Anna Shanon a suivi sa loi, celle de l’expérience, pour forger son expression à mains de géant, une expression qui exclut la préciosité - « trop de présence » - pour se concentrer en force. Pas de couleur, tout pour ta matière, seule une tache parfois, point d’orgue, accent tonique, fait graviter la composition, l’équilibre. Son jeu est celui des valeurs - celui des transparences - quelle décline du noir au blanc. Le blanc est alors celui du papier, fenêtre percée, trou qui aujourd’hui reste muré. Jamais elle n’ajoute, elle enlève. Collage ici, ne rime pas avec assemblage. Peint, trempé, collé, puis déchiré et froissé, le papier l’est en feuille, unité de base qui assure l’homogénéité de la structure. Tout, y compris le collage est préparations pour la déchirure. « Il ne faut pas vouloir, Il ne faut pas penser. Quand on déchire, il faut vite faire et avec les nerfs ». Energie, impulsion : de l’instantané. La déchirure n’est pas là agression, elle est expression.
L’essentiel s’y loge. « Il ne faut pas vouloir » : L’accident provoque l’étincelle que la main exploite. Pas de logique si ce n’est la loi du hasard que Anna Shanon s’efforce contre toute idée - dans le vide de sa tête et le sens de sa main - d’ordonner. L’ordre dans cette oeuvre d’instinct née au pouce à pouce, s’affirme comme un besoin impératif, vital. « Il faut que ça tienne, il ne faut pas que ça flotte ». Il s’agit d’ancrer la sensibilité sur de solides fondements. Construire donc, avant tout. Et la main ouvrière tisse un réseau de papier collé - quadrillage serré où les rapports de valeurs et de proportions se multiplient, hier, grandes plages où les doigts peuvent courir en surface, aujourd’hui - toujours basé sur un rapport orthogonal.
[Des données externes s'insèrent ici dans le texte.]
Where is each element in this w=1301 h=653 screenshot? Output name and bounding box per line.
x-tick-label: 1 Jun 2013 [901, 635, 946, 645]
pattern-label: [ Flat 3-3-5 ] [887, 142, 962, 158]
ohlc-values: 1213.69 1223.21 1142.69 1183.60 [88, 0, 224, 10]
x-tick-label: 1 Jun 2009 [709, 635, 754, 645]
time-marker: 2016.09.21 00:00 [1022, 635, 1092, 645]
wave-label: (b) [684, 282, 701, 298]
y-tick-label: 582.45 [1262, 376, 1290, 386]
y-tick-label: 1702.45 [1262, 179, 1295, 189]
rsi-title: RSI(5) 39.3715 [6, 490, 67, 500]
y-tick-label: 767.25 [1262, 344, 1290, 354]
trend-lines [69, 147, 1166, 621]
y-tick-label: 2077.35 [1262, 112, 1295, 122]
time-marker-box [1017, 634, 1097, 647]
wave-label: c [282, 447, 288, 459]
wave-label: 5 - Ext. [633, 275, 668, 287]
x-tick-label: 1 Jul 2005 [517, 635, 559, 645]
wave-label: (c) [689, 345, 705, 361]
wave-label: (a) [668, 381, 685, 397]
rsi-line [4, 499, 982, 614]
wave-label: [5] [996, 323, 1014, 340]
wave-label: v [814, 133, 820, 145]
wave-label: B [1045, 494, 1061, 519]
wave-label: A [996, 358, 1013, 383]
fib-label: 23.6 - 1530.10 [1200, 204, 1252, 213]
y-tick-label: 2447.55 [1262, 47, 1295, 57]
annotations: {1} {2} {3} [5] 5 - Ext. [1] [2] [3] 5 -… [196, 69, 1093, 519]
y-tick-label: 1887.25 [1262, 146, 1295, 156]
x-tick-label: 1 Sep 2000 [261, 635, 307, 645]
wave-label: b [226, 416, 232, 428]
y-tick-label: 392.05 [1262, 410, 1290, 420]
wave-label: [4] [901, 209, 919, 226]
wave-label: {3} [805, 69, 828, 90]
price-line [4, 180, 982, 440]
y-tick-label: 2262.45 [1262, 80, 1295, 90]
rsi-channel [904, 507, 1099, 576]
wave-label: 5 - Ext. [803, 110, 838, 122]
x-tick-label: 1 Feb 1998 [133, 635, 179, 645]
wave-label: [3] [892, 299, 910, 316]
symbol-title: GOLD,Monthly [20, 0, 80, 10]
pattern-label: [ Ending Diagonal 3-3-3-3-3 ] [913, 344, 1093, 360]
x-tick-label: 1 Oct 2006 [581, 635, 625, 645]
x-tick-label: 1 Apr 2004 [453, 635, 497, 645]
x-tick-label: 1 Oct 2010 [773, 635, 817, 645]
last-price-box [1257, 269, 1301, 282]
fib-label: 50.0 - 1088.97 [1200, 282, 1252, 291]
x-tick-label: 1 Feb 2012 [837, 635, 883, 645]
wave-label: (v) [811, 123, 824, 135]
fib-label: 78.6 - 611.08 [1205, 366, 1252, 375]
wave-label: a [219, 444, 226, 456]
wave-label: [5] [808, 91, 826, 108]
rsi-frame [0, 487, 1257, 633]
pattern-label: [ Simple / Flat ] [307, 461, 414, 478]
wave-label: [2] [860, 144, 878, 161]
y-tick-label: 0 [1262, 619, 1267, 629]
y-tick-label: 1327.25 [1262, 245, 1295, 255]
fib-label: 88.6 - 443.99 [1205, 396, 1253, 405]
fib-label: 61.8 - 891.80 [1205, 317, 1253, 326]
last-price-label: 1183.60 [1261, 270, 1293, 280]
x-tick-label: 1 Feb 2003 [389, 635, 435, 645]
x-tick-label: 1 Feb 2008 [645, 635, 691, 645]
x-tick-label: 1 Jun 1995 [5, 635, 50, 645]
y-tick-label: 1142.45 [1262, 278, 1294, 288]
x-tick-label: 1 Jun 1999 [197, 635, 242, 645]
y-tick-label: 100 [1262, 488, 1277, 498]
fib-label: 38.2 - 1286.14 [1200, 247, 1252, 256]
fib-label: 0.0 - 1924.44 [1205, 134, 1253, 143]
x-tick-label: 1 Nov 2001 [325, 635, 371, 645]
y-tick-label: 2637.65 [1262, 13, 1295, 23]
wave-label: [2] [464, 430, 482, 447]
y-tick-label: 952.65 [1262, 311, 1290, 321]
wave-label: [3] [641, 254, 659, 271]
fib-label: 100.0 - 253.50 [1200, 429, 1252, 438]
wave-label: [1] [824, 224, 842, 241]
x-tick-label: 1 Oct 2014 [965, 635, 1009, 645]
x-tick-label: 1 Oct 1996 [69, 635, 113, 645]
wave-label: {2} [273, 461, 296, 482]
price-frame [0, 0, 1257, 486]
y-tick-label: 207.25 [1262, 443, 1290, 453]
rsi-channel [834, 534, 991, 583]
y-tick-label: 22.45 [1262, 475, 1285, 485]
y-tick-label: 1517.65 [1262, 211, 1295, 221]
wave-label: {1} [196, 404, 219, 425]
Ainsi la géométrie s’introduit-elle dans une oeuvre où le plus court chemin pour relier un point à un autre n’est jamais la ligne droite mais une « ligne-vibration » : la déchirure qui porte en elle toute l’émotion de la rupture, lieu d’arrachement, temps de passage, éclair et durée - à la fois faille et ciment. Pour cela, trop secs, trop coupants, les ciseaux sont inhumains. Mieux vaut la main, la main nue.
L’oeuvre une fois charpentée, la sensibilité court à fleur de papier, tout est affaire de doigté. Le frémissement saisit la matière ainsi innervée. Plissage, froissage, la main imprime un mouvement, un rythme, un relief : du travail de sculpteur. Et ce n’est pas là un hasard si l’oeuvre qui entre toutes, frappa Anna Shanon à son arrivée à Paris dans les années cinquante est celle de Kemeny, ses reliefs avec les à-plats de Matisse. Anna Shanon impose sa propre voie : légèreté et transparence - un flirt de la matière avec l’immatériel.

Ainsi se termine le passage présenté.